Status
Current state: Pre-release
Discussion thread: here (<- link to https://mail-archives.apache.org/mod_mbox/flink-dev/)
JIRA:
Released: unreleased
Please keep the discussion on the mailing list rather than commenting on the wiki (wiki discussions get unwieldy fast).
Motivation
A crossGroup operation is performed in most non-iterative Gelly algorithms including the similarity measures AdamicAdar and JaccardIndex and as well as TriangleListing as a basis for clustering algorithms. Work is in-progress to add bipartite support and each of the four projection methods will perform a crossGroup. A built-in operator will greatly reduce the complexity of these and future algorithm implementations both in Gelly and for all Flink users.
crossGroup as a new operator will (as noted in FLINK-1267) work in lieu of reduceGroup (as in TriangleListing), which is memorybound and requires disabling object reuse or a type parameter implementing CopyableValue, or a self-join, which duplicates the input and builds the full Cartesian product. The crossGroup operator can also optionally reduce the data skew caused by the quadratic expansion of group pairs (for a group of size n this is either n^2 for the full Cartesian product or (n choose 2) for distinct pairs).
Public Interfaces
GroupCrossFunction similar to CrossFunction but bound to one input type parameter.
GroupCrossHint enum with values OPTIMIZER_CHOOSES, UNIFORM_DISTRIBUTION, SKEWED_DISTRIBUTION.

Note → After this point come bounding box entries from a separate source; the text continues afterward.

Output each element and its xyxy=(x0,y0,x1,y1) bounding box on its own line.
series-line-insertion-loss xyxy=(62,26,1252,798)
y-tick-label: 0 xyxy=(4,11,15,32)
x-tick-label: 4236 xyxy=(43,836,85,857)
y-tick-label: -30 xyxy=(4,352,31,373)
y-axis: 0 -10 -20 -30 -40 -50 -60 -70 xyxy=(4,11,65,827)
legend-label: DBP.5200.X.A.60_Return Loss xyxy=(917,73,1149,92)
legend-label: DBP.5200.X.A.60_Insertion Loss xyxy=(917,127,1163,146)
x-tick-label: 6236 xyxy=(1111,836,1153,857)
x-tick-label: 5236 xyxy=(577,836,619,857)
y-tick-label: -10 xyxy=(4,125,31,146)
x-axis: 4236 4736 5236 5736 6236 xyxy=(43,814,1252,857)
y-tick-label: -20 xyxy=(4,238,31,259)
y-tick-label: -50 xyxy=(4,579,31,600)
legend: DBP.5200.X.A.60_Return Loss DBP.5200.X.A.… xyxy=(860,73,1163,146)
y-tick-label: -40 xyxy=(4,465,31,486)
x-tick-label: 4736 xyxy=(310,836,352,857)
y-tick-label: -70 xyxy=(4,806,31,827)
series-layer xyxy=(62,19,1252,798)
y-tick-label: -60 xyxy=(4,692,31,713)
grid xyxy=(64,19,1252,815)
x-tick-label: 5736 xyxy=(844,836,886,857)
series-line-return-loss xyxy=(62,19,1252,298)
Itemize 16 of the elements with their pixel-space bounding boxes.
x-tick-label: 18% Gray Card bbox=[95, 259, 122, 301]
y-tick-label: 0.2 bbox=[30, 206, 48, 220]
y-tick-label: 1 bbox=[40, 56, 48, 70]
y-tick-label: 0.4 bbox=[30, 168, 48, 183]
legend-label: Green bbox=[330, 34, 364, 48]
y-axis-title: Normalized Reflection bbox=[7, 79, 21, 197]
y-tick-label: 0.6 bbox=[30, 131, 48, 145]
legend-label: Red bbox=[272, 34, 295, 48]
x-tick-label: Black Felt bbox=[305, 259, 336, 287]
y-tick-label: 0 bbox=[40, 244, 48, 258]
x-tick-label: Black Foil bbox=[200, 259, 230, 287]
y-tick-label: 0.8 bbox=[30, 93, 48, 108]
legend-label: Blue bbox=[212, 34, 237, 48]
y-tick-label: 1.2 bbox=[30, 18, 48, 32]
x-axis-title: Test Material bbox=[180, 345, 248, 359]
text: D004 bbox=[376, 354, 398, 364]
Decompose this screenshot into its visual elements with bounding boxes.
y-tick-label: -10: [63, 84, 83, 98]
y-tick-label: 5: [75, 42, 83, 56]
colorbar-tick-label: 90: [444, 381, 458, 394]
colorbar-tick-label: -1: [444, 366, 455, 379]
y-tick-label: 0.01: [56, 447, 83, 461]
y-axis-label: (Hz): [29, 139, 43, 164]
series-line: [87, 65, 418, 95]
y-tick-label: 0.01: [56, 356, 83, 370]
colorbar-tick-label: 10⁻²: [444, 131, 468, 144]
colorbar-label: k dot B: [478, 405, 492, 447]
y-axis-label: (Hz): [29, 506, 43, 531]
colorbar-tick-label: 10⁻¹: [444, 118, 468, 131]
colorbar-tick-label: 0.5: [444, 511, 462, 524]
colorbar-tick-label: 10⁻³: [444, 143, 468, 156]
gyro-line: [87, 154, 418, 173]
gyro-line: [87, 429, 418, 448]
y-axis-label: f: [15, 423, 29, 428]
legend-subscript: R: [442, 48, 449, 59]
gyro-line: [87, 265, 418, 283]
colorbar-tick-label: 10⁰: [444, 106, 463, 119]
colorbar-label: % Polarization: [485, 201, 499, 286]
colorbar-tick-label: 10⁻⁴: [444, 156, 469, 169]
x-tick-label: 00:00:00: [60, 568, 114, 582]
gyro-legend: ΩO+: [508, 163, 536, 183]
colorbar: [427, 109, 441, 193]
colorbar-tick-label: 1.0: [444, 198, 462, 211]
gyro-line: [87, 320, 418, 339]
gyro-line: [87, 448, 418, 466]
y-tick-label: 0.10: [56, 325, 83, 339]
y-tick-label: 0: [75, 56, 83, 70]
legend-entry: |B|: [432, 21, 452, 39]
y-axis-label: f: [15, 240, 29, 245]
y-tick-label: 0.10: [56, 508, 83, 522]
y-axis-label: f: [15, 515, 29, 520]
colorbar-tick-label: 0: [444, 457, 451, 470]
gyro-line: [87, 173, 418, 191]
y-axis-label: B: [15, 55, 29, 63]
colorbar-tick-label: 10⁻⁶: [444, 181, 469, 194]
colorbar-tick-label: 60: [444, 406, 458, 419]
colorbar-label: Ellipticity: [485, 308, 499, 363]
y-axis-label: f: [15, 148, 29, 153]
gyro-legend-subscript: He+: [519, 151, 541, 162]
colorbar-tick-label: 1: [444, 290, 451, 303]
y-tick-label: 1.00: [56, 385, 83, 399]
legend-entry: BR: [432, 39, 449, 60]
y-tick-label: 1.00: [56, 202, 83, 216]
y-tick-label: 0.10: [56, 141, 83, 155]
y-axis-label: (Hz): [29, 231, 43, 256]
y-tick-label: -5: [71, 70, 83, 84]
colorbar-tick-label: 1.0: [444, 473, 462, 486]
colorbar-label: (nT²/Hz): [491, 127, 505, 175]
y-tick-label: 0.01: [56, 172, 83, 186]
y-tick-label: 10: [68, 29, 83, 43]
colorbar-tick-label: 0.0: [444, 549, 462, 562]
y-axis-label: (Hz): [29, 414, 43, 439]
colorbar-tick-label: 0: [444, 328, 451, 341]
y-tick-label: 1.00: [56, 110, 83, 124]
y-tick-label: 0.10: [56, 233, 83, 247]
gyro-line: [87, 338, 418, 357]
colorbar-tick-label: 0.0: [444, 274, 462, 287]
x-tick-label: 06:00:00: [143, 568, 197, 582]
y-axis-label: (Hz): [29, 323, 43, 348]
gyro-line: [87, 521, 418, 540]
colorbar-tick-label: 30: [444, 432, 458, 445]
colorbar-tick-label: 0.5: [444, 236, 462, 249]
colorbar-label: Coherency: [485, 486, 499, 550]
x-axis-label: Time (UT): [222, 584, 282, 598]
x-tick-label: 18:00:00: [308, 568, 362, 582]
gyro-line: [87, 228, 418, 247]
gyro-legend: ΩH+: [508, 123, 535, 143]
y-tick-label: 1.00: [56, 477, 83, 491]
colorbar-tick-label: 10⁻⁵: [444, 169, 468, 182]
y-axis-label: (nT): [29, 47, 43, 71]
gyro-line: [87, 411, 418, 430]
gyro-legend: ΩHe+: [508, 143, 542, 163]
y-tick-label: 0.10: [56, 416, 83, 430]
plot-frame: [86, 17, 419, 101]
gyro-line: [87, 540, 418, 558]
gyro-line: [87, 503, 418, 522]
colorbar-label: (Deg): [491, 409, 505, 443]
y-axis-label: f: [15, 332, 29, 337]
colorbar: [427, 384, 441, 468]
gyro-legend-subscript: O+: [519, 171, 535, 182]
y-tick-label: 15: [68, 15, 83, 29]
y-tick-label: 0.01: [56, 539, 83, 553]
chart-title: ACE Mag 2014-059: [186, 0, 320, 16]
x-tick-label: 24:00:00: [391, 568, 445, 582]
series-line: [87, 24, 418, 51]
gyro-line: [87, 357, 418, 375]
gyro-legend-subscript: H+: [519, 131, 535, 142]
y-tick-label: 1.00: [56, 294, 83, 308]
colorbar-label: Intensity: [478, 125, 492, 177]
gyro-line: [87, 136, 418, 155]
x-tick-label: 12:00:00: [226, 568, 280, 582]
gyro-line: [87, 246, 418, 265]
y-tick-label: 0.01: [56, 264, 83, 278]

groupCross methods on SortedGrouping and UnsortedGrouping.
Proposed Changes
Compatibility, Deprecation, and Migration Plan
None required as this is a new feature.
Test Plan
JaccardIndex (skewed distribution) and TriangleListing (uniform distribution) will be ported to use the new operator and the performance compared with the current ad hoc implementations.
Rejected Alternatives
(none so far)